= Bipin Adhikari =

Nepali constitutional law expert

Bipin Adhikari is a Nepalese constitutional law expert and a professor of law at Kathmandu University School of Law. Adhikari has written and edited various articles and books on constitutional law, human rights, and the rule of law. Adhikari is also recognized as a public intellectual.

==Life and education==
Adhikari was born in Bastipur in the Lahan Municipality of the Madhesh Province of Nepal. He graduated from Tribhuvan University in Kathmandu in 1985 with a Bachelor of Law. Adhikari earned a Master of Comparative Law, with a focus on corporate management and law, from the Faculty of Law, University of Delhi in 1991 and then went on to earn a PhD in constitutional law in 2001. Prior to being awarded his PhD, Adhikari received the Chevening Scholarship at Lancaster University in the United Kingdom, where he studied international business and finance law.

==Career ==

=== Constitutional law ===
Adhikari contributed as an independent constitutional expert from civil society in the drafting of the Constitution of Nepal through Constituent Assembly I and II between 2008 and 2015. In 2009, he was among the few experts who presented a model constitution to the Constituent Assembly of Nepal following the Nepalese Civil War. He frequently opines on constitutional issues of the day, including citizenship, constitutional role of the president and prime minister, and government formation.

Adhikari is a Senior Advocate of the Supreme Court Bar Association and a member of the Constitution Watch Group, a network of independent experts committed to the Constitution of Nepal and its institutionalization.
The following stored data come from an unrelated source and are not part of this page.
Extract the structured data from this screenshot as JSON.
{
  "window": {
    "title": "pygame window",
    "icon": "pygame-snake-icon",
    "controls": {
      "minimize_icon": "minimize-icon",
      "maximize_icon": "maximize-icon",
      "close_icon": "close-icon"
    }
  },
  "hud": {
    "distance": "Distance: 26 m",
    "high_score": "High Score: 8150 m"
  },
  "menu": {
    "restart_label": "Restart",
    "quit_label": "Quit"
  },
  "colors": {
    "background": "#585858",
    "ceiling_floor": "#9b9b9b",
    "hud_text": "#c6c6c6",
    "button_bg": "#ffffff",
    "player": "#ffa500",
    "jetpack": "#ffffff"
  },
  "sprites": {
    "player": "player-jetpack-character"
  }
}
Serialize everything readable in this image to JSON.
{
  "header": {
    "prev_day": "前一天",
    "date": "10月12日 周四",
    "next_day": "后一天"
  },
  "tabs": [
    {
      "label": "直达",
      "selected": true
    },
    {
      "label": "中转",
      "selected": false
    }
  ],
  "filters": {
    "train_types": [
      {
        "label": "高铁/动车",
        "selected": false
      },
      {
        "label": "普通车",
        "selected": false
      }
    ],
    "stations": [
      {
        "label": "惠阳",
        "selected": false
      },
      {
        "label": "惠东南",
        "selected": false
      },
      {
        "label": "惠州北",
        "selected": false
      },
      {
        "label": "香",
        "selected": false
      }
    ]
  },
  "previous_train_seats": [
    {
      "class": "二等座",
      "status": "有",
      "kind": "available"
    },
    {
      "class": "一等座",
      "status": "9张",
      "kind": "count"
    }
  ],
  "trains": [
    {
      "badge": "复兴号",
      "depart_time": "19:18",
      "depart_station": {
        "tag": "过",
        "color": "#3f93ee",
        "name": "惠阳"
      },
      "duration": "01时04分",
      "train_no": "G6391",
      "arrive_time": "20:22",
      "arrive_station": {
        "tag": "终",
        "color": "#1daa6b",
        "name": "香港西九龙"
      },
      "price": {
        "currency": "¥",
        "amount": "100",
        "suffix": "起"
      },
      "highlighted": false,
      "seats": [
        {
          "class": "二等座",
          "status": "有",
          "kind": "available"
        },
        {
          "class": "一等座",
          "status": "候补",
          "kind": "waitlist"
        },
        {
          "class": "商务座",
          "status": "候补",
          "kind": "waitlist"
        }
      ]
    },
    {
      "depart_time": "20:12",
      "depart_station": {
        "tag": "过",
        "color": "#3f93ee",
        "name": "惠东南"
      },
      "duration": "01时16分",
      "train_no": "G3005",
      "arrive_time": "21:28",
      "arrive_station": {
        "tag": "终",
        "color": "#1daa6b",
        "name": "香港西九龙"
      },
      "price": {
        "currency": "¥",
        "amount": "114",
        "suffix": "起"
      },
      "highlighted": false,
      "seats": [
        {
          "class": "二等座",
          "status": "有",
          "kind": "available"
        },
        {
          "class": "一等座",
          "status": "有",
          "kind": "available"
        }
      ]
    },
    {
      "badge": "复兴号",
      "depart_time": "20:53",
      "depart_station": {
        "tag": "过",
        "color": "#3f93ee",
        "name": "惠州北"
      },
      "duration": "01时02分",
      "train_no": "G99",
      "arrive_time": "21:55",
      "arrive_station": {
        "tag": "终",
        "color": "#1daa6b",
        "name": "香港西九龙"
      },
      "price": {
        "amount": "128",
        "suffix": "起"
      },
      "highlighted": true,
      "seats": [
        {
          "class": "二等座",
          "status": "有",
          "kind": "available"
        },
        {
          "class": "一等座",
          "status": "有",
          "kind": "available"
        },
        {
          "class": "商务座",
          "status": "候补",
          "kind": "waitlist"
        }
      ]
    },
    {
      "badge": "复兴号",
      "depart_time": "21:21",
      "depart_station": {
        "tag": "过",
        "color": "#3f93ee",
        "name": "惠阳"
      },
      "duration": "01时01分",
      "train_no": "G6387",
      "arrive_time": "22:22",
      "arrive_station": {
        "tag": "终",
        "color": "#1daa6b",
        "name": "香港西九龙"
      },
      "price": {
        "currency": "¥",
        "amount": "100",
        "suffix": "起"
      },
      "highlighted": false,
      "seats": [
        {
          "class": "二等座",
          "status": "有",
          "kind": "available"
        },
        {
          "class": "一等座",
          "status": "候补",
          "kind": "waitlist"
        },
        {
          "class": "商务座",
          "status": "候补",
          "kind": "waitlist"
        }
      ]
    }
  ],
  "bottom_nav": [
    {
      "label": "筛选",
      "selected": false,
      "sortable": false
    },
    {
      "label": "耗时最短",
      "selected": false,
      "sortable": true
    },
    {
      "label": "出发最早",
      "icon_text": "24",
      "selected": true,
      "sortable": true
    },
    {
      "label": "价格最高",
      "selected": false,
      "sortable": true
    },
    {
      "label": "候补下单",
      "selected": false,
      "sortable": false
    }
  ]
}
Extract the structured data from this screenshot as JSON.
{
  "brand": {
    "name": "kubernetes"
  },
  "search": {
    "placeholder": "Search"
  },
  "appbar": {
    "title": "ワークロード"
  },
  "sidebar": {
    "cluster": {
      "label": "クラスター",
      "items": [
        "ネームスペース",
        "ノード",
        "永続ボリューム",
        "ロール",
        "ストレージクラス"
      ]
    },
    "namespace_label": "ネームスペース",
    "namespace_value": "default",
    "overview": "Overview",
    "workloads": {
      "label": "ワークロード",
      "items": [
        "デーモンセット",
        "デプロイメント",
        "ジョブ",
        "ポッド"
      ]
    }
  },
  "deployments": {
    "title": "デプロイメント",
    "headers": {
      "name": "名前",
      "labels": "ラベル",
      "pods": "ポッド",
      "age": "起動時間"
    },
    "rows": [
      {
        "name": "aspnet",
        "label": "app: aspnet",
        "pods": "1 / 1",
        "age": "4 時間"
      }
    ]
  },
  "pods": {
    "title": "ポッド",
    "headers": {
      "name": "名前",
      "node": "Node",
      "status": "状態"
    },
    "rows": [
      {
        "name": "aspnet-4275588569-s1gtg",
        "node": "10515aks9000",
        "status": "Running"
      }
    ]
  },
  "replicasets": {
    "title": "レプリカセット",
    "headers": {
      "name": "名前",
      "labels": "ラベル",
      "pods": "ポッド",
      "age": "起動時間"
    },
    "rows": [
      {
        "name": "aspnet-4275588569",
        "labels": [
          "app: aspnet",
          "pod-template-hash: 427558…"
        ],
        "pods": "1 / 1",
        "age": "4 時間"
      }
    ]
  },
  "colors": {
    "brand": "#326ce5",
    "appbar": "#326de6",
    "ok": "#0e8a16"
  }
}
He is also a board member of the University of Nepal's Board of Trustees.

=== Kathmandu University School of Law ===
In December 2013, Adhikari established the School of Law as the seventh school at Kathmandu University, a non-governmental public university. The School of Law focused on four interdisciplinary programs at the intersection of law, economics, and management.

=== United Nations ===
Adhikari has worked for various United Nations entities: United Nations Office for Project Services (UNOPS), the Office of the United Nations High Commissioner for Human Rights (OHCHR), the United Nations Development Programme (UNDP), and the United Nations peacekeeping missions.

== Publications ==

- Citizen Engagement in Lawmaking International Trends and Nepalese Scenario, 2020.
- Salient Features of the Constitution of Nepal, 2015.
- World Heritage and Human Rights: Lessons from the Asia-Pacific and global arena (Earthscan Routledge, 2018)
- Building Capacity of National Human Rights Institutions: The Case of Nepal, 2004.